Clone Wars: Author Discovers Bots Competing To Sell His Book

Carlos Bueno wrote a book called Lauren Ipsum. It’s a book about understanding computers for kids. He priced it at about $14 and offered it as a print-on-demand title and ebook. All was going well, books were selling, when suddenly he noticed a few copies were being offered for $55 or more. But there were no copies to be sold at that price and presumably someone selling a used copy would reduce the price, not increase it.

What was happening was that a bot had found the book and priced it at some ridiculous level – $45 at last count. Bueno was bemused, at best, and realized that bots had found the book and were essentially running a price war amongst themselves in order to offer the same print-on-demand book Bueno was offering at a massively inflated price. They were, in short, going to buy the $14 book and resell it for forty dollars more.
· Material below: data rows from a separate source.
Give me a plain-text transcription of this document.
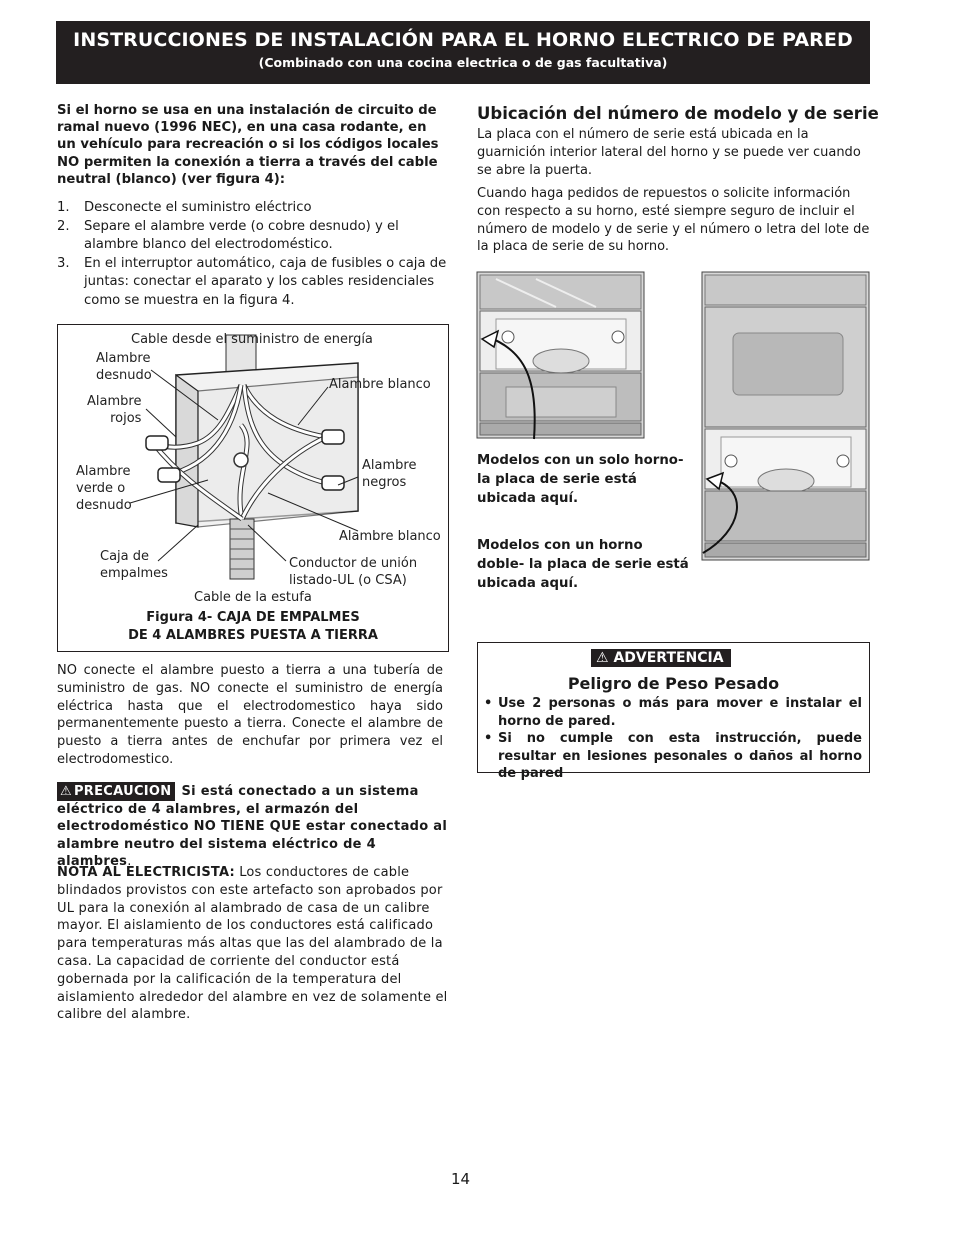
INSTRUCCIONES DE INSTALACIÓN PARA EL HORNO ELECTRICO DE PARED
(Combinado con una cocina electrica o de gas facultativa)
Si el horno se usa en una instalación de circuito de ramal nuevo (1996 NEC), en una casa rodante, en un vehículo para recreación o si los códigos locales NO permiten la conexión a tierra a través del cable neutral (blanco) (ver figura 4):
1. Desconecte el suministro eléctrico
2. Separe el alambre verde (o cobre desnudo) y el alambre blanco del electrodoméstico.
3. En el interruptor automático, caja de fusibles o caja de juntas: conectar el aparato y los cables residenciales como se muestra en la figura 4.
Cable desde el suministro de energía
Alambre
desnudo
Alambre blanco
Alambre
rojos
Alambre
verde o
desnudo
Alambre
negros
Alambre blanco
Caja de
empalmes
Conductor de unión
listado-UL (o CSA)
Cable de la estufa
Figura 4- CAJA DE EMPALMES
DE 4 ALAMBRES PUESTA A TIERRA
NO conecte el alambre puesto a tierra a una tubería de suministro de gas. NO conecte el suministro de energía eléctrica hasta que el electrodomestico haya sido permanentemente puesto a tierra. Conecte el alambre de puesto a tierra antes de enchufar por primera vez el electrodomestico.
⚠ PRECAUCION Si está conectado a un sistema eléctrico de 4 alambres, el armazón del electrodoméstico NO TIENE QUE estar conectado al alambre neutro del sistema eléctrico de 4 alambres.
NOTA AL ELECTRICISTA: Los conductores de cable blindados provistos con este artefacto son aprobados por UL para la conexión al alambrado de casa de un calibre mayor. El aislamiento de los conductores está calificado para temperaturas más altas que las del alambrado de la casa. La capacidad de corriente del conductor está gobernada por la calificación de la temperatura del aislamiento alrededor del alambre en vez de solamente el calibre del alambre.
Ubicación del número de modelo y de serie
La placa con el número de serie está ubicada en la guarnición interior lateral del horno y se puede ver cuando se abre la puerta.
Cuando haga pedidos de repuestos o solicite información con respecto a su horno, esté siempre seguro de incluir el número de modelo y de serie y el número o letra del lote de la placa de serie de su horno.
Modelos con un solo horno- la placa de serie está ubicada aquí.
Modelos con un horno doble- la placa de serie está ubicada aquí.
⚠ ADVERTENCIA
Peligro de Peso Pesado
• Use 2 personas o más para mover e instalar el horno de pared.
• Si no cumple con esta instrucción, puede resultar en lesiones pesonales o daños al horno de pared
14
As the bots fought, they reduced the price to below retail in order to grab sales. They hoped to make up the difference in shipping costs. Suddenly Amazon noticed the resulting power play and the company’s own bots reduced the price to below their price. Now Amazon is selling below Bueno’s price and still giving him $14 per book.

It’s no wonder publishing is so screwed up right now. With robots fighting over their profits and Amazon undercutting authors and then paying back the difference, it must seem like Battlestar Galactica to some Art History grad working through the slush pile. “Will this book sell well to the robots in Germany?” they think instead of “Man, this is some good writing.”